Yesterday in the park I watched a beautiful moth thrashing
about in a delicate-as-lace -steel spider’s web. And I walked away.
I met the crow lady yesterday. A silver-haired Anglo-Indian
with a penchant for cats and birds, including the beautiful baby crow perched
on her shoulder. And immense bitterness—no faith in anything at all, not even
an afterlife, not even a karmic balancing or life-lessons. So much so that my
day seemed drained for a while, and I had to make an effort to return to my
prior expecting-nothing state. I resolved to never be like her. Even choosing
delusions or bitterness or angst or “rewards because you’re a good person” or
victimhood is a choice, and one is always free to take a choice. Always.

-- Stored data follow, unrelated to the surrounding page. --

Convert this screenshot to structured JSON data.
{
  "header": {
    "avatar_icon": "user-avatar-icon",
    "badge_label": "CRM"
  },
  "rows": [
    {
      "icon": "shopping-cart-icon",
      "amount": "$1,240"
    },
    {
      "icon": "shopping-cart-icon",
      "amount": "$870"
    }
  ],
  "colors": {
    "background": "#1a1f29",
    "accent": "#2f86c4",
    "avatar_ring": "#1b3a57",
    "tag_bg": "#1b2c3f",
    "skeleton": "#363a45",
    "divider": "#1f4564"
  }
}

Haven’t laughed so much in ages either. Put puzzles together
with five year old D and my friend her mom—though I must admit Snow White got too much, with the
seven dwarfs. The kid much too sharp for her age and fluent in three languages.

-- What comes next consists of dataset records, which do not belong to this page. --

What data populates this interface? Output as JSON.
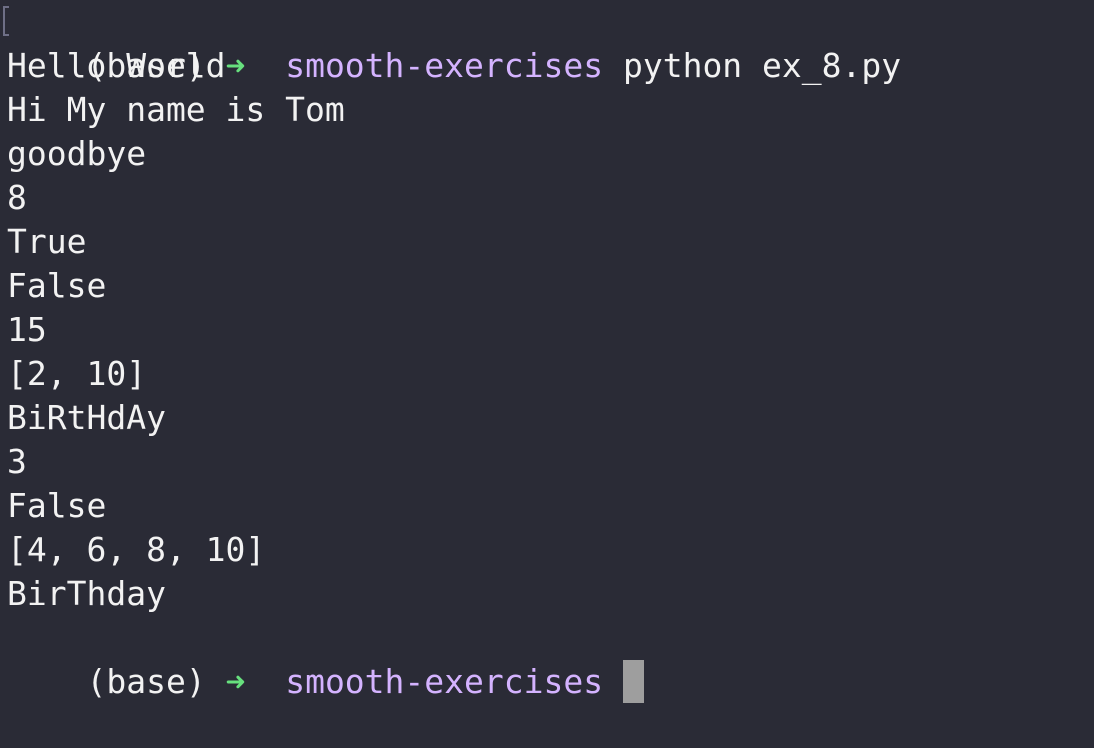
{
  "terminal": {
    "prompt": {
      "env": "(base)",
      "arrow": "➜",
      "directory": "smooth-exercises"
    },
    "command": "python ex_8.py",
    "output": [
      "Hello World",
      "Hi My name is Tom",
      "goodbye",
      "8",
      "True",
      "False",
      "15",
      "[2, 10]",
      "BiRtHdAy",
      "3",
      "False",
      "[4, 6, 8, 10]",
      "BirThday"
    ],
    "colors": {
      "background": "#2a2b36",
      "text": "#f2f2f2",
      "arrow": "#67e07e",
      "directory": "#d4b3ff",
      "cursor": "#9e9e9e"
    }
  }
}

All energy and brightness and hullagulla despite the fact that she has no usable
teeth, and hence has been and will be on a paste-like diet till her permanent
teeth grow in. Choice!
4 comments:
karmic balancing, life-lessons, expecting-nothing state, delusions, “rewards because you’re a good person” - no bitterness though, just a slight disappointment, and a loss of faith. Thats it. Sucks.
"Ich hoffe nichts.
Ich fürchte nichts.
Ich bin frei."
I forgot who sayed this.
Puzzles are sure fun :)
ywp, pq they are.
mago- an erudite konstanzakis, or so google says.. bow to the google God
norrbu- wait a while. youth is impatient!